O prefeito de Cuiabá, Emanuel Pinheiro (MDB), disse que nenhum governador de Mato Grosso consegue “quebrar o tabu” e eleger prefeito na Capital porque o povo cuiabano não é “massa de manobra” para votar em candidatos que são “impostos” por chefes do Executivo estadual.
Reprodução
“O povo cuiabano nasceu para ser cabeça e não cauda, nasceu para liderar e não ser liderado. O povo cuiabano não é massa de manobra. Você não terceiriza uma candidatura e fala que o governador vai mandar você votar no fulano porque ele diz que é o bom. Opa, alto lá, não é bem assim não”, disse Emanuel em entrevista ao Programa do Wilson Santos, nessa segunda-feira (14).

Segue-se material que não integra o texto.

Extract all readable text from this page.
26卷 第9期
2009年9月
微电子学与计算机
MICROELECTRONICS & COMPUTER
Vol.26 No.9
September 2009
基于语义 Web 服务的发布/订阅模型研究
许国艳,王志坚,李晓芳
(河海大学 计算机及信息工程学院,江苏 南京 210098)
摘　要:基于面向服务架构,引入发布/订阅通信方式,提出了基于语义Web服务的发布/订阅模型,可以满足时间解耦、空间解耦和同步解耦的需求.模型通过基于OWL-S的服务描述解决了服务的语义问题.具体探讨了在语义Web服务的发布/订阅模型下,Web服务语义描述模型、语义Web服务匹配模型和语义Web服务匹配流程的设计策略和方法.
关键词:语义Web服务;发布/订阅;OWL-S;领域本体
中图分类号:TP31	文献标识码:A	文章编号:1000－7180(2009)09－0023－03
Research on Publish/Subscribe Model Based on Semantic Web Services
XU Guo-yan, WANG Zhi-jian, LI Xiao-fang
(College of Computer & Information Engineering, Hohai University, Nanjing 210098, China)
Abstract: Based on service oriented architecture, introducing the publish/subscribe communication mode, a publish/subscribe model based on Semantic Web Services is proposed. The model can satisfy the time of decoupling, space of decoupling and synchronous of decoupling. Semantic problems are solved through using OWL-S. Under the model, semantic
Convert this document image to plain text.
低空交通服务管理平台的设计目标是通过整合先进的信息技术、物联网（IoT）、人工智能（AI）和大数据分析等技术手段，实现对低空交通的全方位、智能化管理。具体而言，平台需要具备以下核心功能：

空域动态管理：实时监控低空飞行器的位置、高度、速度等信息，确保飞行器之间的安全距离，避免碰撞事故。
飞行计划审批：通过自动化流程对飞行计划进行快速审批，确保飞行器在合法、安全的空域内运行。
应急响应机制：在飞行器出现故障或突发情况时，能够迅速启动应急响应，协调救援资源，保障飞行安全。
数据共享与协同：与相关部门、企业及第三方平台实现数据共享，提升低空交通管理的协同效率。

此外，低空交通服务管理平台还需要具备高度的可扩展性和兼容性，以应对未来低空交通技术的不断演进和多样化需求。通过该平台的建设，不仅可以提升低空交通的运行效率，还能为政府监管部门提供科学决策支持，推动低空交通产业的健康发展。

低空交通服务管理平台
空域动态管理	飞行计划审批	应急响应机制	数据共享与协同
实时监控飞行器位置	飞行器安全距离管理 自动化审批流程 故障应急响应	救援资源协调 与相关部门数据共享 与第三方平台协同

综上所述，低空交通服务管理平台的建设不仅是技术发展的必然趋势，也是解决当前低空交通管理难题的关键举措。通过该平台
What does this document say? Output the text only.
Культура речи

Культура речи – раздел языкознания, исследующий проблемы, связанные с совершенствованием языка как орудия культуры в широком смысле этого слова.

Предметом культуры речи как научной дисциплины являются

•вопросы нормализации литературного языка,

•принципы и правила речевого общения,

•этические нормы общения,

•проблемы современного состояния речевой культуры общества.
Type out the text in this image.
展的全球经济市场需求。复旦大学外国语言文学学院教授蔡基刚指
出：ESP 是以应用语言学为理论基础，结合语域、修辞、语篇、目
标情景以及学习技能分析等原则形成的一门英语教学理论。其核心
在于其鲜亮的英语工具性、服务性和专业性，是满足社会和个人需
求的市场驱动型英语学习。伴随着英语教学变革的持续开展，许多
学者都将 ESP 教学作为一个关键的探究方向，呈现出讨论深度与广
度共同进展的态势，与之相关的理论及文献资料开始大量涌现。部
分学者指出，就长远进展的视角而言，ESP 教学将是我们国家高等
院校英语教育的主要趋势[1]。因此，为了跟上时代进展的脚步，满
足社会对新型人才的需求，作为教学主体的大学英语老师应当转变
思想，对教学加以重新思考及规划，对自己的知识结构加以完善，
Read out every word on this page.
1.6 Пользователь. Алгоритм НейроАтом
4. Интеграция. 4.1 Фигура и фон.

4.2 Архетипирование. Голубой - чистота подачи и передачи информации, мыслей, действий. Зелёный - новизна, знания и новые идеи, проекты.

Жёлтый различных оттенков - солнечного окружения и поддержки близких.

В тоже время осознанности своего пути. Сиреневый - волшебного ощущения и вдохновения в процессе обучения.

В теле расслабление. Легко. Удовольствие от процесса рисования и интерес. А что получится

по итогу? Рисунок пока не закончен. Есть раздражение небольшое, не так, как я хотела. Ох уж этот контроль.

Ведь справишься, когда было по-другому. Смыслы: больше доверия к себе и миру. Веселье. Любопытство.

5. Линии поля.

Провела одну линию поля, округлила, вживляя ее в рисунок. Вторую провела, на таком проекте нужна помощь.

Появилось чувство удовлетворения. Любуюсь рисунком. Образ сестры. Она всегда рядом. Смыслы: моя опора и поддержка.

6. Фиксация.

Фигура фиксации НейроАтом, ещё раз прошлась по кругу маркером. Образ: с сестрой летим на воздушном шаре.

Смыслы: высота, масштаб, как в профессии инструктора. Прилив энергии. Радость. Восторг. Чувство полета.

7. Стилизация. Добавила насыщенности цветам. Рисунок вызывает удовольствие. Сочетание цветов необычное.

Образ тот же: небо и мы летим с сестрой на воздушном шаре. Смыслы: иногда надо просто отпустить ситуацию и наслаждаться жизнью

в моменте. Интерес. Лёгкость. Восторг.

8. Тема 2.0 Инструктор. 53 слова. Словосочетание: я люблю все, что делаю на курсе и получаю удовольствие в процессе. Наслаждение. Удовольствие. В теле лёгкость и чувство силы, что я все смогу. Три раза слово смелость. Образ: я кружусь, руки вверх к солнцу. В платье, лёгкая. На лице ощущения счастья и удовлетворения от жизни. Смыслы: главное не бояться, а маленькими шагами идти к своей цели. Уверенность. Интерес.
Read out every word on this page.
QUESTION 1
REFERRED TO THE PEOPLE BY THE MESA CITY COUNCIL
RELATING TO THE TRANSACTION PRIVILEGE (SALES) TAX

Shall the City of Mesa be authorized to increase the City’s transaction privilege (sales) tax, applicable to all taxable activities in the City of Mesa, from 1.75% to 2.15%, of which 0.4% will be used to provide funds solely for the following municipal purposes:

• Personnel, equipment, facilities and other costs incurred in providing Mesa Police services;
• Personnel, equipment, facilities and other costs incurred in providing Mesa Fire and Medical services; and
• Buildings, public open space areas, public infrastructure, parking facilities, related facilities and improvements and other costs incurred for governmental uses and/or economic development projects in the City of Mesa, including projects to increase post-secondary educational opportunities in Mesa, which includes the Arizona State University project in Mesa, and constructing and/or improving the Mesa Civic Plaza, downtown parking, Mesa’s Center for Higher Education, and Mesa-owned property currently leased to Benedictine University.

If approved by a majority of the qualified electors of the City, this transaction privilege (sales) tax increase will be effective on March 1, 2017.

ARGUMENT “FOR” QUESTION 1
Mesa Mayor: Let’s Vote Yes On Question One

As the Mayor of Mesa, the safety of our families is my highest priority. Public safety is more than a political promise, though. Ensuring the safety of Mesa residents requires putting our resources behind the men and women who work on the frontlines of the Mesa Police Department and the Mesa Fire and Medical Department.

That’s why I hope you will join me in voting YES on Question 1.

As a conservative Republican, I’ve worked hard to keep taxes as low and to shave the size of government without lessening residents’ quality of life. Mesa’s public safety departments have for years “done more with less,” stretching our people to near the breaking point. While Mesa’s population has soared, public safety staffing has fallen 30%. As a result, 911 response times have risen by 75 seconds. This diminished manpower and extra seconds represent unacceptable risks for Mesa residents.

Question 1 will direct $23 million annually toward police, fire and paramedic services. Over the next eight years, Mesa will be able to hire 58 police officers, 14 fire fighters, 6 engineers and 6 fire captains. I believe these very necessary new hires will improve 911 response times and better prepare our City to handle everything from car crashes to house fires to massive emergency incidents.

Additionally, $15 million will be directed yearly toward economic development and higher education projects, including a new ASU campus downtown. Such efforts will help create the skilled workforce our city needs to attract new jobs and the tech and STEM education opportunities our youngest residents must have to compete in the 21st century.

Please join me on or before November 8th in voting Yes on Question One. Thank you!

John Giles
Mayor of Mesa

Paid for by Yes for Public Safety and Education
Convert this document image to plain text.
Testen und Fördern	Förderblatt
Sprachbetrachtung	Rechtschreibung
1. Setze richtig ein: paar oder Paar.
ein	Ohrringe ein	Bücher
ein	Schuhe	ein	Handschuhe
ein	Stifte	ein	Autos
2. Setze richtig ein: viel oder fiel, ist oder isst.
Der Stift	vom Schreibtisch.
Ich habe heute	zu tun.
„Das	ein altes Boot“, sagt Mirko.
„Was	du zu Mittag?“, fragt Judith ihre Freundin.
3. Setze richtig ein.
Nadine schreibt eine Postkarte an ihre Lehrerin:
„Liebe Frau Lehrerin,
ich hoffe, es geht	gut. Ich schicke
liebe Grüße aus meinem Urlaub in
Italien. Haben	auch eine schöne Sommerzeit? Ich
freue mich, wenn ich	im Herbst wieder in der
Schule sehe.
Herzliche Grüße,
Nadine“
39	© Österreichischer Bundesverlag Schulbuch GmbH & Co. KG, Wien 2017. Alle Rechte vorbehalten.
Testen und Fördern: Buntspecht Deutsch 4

O assunto voltou a ficar em evidência após o primeiro turno da eleição municipal deste ano, quando o governador Mauro Mendes (União Brasil) foi cabo eleitoral do deputado estadual Eduardo Botelho (União Brasil), que mesmo liderando as pesquisas de intenção de voto, foi derrotado nas urnas .
No entanto, essa dificuldade em eleger um aliado não se limita apenas a Mauro Mendes. Desde 1985, nenhum governador consegue eleger o seu candidato à Prefeitura da Capital.
Emanuel afirma que Cuiabá só elege prefeito independente, com personalidade e que tenha “peitado” o sistema.
“Se você escrever a história da cuiabania e dos grandes embates que enfrentaram os candidatos à Prefeitura, sempre foram eleitos prefeitos que tinham liderança, autonomia e audácia para junto a população promover a construção daquele momento histórico”, completou.
Mauro Mendes, que foi prefeito entre 2023 e 2016, derrotou Lúdio Cabral (PT), que era o candidato do então governador Silval Barbosa. Já Emanuel venceu o próprio Wilson Santos em 2016 e Abilio Brunini (PL) quando se reelegeu em 2020.